While some were calling Sato's move rash, foolish and irresponsible, Franchitti said he didn't see it that way.

"None of those," he said. "I felt it was a good move. He just got loose. He was relying on the balance of the car as he turns in the corner and the car was obviously too loose.

"It's the last lap of the Indianapolis 500, and I wouldn't expect him to lift at that point. He was sort of getting along side, his rear wheels were along side, so he put me in a position that I had to go wide. The only mistake was when the car got loose. Maybe that's experience or just that the car was bloody loose. That was it."

"The last lap of the race, it is what it is," said Kanaan, who watched Sato's move from behind. "He tried. It could have worked for him. It could have worked for Scott or for myself. It's easy to make a comment now. I would have done it differently.
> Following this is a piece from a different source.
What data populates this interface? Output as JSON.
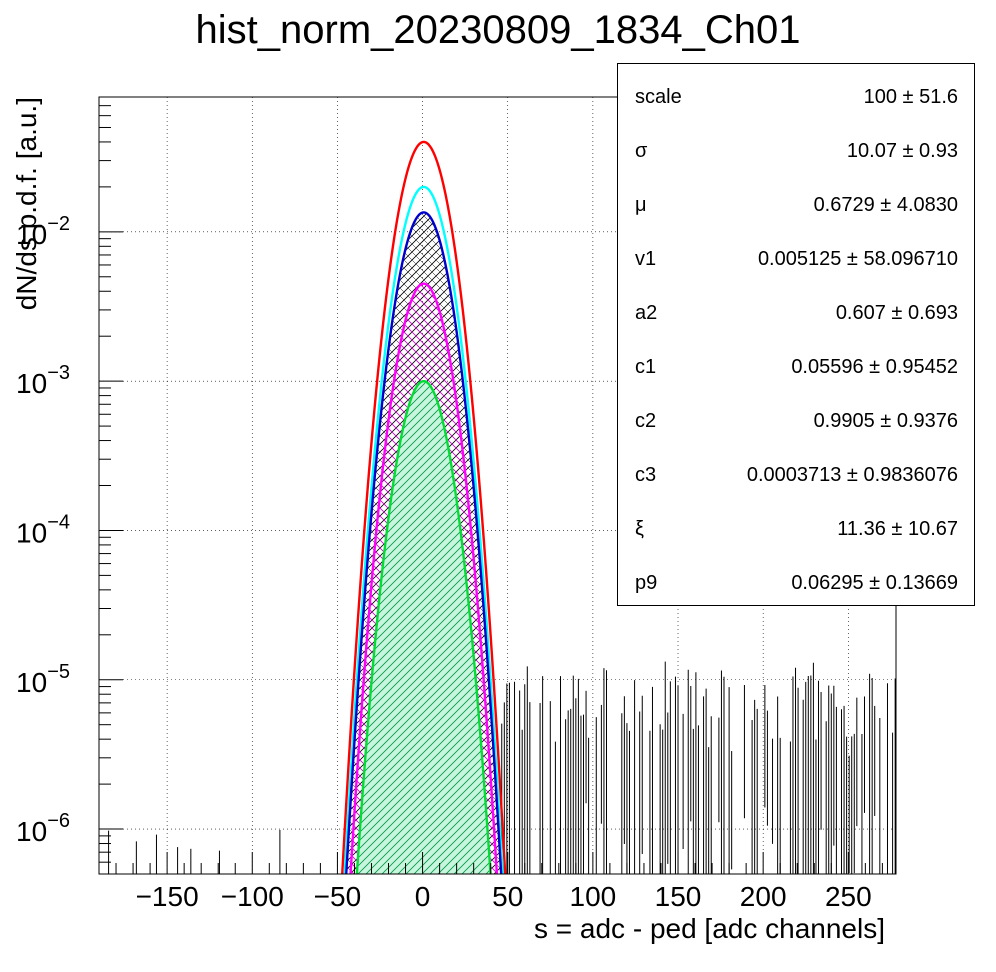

When I saw the move, I thought to myself, 'This doesn't look good,' and then I thought secondly, 'Maybe this is looking really good for me.' "

"It was brave and Dario gave him room, I think," Dixon said. "He was so close to pulling that off. I think if he didn't pinch it as much and maybe moved up on Dario a little bit more, it would have been OK, but Dario did a great job of saving it. I would have waited a little longer."

With all the tributes to Wheldon during the day, it seemed only fitting that Wheldon's three closest friends in racing took the first three positions, each of them hoping to get the faces on the Borg Warner trophy next to Wheldon's.

"What a great way to honor Dan," Kanaan said. "His three best friends in the top three. I don't think it could have been any better. Well, it could have been if I had won. It is what it is, so I'll keep trying."

"This is the marquee event, the big event, and you're going to do anything to get your face on the Borg Warner," Dixon said. "But I think for a lot of us that were close to Dan, you wanted that a little bit more, and I think in your mind you think he'd probably help you out . I think in that situation how it lined up with the top three, with three of Dan's friends, it's a tough one."

Wheldon's widow, Susie, rode with Franchitti and his wife, Ashley Judd, during the victory lap.

"She's a stronger person than I am to come here," Franchitti said. "She knows better than anybody how much Dan loved Indy and Indy loved Dan. But to be here and go through all those emotions, so me and Ashley were saying it would be cool for Susie to come."

"Last year my favorite memory was Dan was going out on his parade lap, and I had this crazy notion in my head I was going to car-jack him," he said. "I see him coming towards me, and I'm thinking this is going to be good. And I see his face, and he's just sobbing. It meant so much to him. Everything that had happened to him, his mother with Alzheimer's, and I couldn't do it. I just gave him a big hug and told him how proud I was of him. So, it meant a lot that Susie was able to come with us."